I found a great doctor in January of 2004 who started me on armour thyroid for “subclinical” or borderline hypothyroid. My tsh at that time was 2.8 I immediately started feeling better–hair coming back thicker, good energy, great positive outlook, etc. I was on 90 mg. of armour during this time and tolerating it well until about June of 2005 when I started noticing some wierd side effects, incredible fatigue, a lot of low blood sugar problems, etc. I ran some blood work and full saliva testing to find out that my adrenals were pretty low. I have had to cut back and taper off the thyroid since June of last year in order to be able to tolerate it. I am now down to a dose of 15mg (1/4 grain) that I split and take twice daily. My adrenal fatigue is slightly better at this dose but as you can guess, my hypothyroid symptoms are back. I have the option of taking some compunded bio-identical, slow release cortisol in 2.5 mg. or 5.0 mg. daily and then I am hoping to be able to get my armour dosage back up to where it needs to be. Looking back, it seems like the medicine that helped me so much in the begining (armour) actually fatigued my adrenals and now I am barely able to tolerate it. My questions: is it common for armour to fatigue the adrenals and how long should I be on the cortisol supplementation before I try to increase my armour dosage again? There are a lot of doctors out there who think that the t4 / t3 ratio in armour is too high and that the high t3 will eventually do more harm than good.. Any words of wisdom?
Thank you so much!
There is a Colorado Thyroid Group on Yahoo Groups, http://health.groups.yahoo.com/group/coloradothyroidgroup/ and they have found a few doctors in Colorado that prescribe Armour, so you wouldn’t have to travel so far! And as a thyroid patient, I don’t agree that 2 grains is too much simply because it lowers your TSH to .01!! The true test is the complete removal of symptoms—just as was done before the TSH was ever invented!! My TSH is lower than yours! And taking your temp does give you a clue. Good luck! Janie p.s. In the near future, there will be a Bulletin Board up to invite questions just like this, with thyroid patients moderating the groups!

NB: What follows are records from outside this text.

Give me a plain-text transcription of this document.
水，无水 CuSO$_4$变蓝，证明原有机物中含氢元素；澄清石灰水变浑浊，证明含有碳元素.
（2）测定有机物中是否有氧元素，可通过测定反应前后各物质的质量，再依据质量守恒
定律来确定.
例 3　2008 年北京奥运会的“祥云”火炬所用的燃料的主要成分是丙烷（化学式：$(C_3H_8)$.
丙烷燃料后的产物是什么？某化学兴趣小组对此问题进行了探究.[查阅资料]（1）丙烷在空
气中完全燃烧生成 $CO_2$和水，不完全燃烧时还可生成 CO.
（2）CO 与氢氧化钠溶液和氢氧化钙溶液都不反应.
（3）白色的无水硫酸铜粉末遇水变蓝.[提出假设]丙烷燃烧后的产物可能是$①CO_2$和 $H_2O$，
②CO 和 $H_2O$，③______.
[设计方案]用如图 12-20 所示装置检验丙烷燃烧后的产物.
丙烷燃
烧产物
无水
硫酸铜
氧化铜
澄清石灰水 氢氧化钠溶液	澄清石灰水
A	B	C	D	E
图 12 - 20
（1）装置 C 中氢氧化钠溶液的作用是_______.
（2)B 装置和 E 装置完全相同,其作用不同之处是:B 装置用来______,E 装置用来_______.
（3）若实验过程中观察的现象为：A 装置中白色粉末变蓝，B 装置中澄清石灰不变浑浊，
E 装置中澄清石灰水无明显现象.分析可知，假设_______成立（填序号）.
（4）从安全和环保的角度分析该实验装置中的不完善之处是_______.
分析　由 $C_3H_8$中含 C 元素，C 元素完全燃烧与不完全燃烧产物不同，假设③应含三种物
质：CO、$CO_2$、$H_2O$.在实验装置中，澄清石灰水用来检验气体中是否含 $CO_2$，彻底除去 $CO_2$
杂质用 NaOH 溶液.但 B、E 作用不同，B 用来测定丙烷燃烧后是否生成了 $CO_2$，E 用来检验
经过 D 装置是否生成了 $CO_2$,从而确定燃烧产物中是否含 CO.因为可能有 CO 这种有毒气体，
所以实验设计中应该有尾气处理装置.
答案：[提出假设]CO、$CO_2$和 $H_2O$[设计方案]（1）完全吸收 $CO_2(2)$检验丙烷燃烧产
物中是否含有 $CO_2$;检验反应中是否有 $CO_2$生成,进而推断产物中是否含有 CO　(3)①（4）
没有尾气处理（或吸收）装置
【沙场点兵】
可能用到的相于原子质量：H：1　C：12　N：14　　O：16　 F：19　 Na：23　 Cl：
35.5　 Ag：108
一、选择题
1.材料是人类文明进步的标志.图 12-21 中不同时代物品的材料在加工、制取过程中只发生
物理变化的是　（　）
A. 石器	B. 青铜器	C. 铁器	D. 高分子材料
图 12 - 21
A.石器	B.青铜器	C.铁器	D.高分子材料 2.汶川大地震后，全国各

Help. I live in Glenwood Springs, CO. and the only Dr. to give me Armour is in Cheyenne, WY. I must deal with Dr.s here and lately 2 of them are saying my TSH is 0.01 and I’m taking 120 mg. of Armour which is too much. This 0.01 level has come up twice in 6 months. I’m starting to doubt. Should I just start taking my temp every morning. You are right about the madness. I have a benign nodule on my right thyroid. 15 years ago a Dr. said I can’t feel anything in your neck so stop taking the meds. WRONG!!!